Prodrugs of DTPA as Radionuclide Decorporation Agents

The Ca and Zn complexes of Diethylenetriaminepenta-acetic acid (DTPA) have been shown to be effective in enhancing the elimination of transuranic elements such as americium (Am), plutonium (Pu) and curium (Cm) in individuals who have been contaminated with radioisotopes of these elements.  Injectable formulations of Ca-DTPA and Zn-DTPA are currently stored in the Strategic National Stockpile following accidental contamination or a nuclear terrorism event, e.g., the detonation of an Improvised Nuclear Device or Radiological Dispersal Device (‘dirty bomb’).  DTPA is a chelating agent that increases the rates of elimination of these elements through the exchange of calcium or zinc ions.  DTPA is very water-soluble but, unfortunately, its oral bioavailability is minimal (i.e., ~1%).  Thus, Ca- and Zn‐DTPA are classified as Class III compounds (high solubility; low permeability) under the Biopharmaceutical Classification System.  Because these products must be administered by a skilled professional and, like all sterile, injectable pharmaceuticals, are expensive to manufacture, they do not lend themselves well for use in an emergency situation.

In order to achieve higher oral bioavailability, we prepared lipophilic prodrugs of DTPA that serve to enhance the absorption of the chelator through the intestinal mucosal membrane. These prodrugs were designed to be metabolized to DTPA during or after absorption from the GI tract. We have demonstrated that our lead compound, designated as C2E5, has excellent decorporation efficacy in animals that have been contaminated with 241Am.  Our goal is to develop this prodrug into a drug product that can be included in the Strategic National Stockpile for use by the general public in the case of a radiation emergency.  While C2E5 appears to exhibit excellent radionuclide decorporation efficacy in animal models, it is a challenging molecule from a pharmaceutical development perspective.  It is a viscous oil that has resisted all attempts at crystallization, is relatively unstable in aqueous environments, possesses no chromophores and thus is difficult to analyze, has a complex metabolic profile and has an objectionable taste. Therefore, we are expending considerable effort to develop bioanalytical methods for C2E5 and suitable formulations that are palatable, stable, non-toxic and readily administered to adult and pediatric populations.

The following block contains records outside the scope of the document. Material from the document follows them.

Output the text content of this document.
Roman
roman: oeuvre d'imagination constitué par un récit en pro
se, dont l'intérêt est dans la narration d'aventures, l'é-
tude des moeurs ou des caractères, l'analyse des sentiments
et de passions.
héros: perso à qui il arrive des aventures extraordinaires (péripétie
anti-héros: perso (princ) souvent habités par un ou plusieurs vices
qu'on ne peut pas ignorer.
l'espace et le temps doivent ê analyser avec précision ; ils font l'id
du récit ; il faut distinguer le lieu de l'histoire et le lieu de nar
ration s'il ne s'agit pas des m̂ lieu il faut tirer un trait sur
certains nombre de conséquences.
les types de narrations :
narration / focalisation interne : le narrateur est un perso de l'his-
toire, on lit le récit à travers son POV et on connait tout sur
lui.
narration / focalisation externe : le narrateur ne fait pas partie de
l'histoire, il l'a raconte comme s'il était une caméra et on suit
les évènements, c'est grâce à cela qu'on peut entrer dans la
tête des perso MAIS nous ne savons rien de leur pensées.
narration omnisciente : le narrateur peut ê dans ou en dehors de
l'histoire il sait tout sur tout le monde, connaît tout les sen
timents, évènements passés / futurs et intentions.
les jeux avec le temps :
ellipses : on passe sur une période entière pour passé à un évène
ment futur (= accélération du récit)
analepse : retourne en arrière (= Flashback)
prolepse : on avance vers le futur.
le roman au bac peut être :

We are also conducting extensive animal experiments to determine its pharmacokinetic parameters, to study the mechanisms by which C2E5 is converted metabolized, and to establish the optimum dose and dosing schedule.  In addition, we are working with a number of small companies in NC on manufacturing issues, formal stability studies and GLP safety-toxicology studies in rodent and non-rodent models in preparation of an IND submission.  Finally, we are working with the Lovelace Respiratory Research Institute to test the efficacy of C2E5 in large animals that have been contaminated by inhalation of Am and Pu radioisotopes.  Ultimately, the C2E5 products will be advanced through the regulatory-based product development pathway under the “Animal Rule” (because true efficacy studies cannot ethically be conducted in humans) for approval by the FDA.

This project is supported by funding ($6.6 MM) from NIAID.  Collaborators on this project include Dr. Russ Mumper who is providing expertise in formulation and product development, and Dr. Bill Zamboni who directs GLP labs will be used for the bioassay work and who is writing the clinical study design and conducting the pharmacokinetic-toxicokinetic analyses.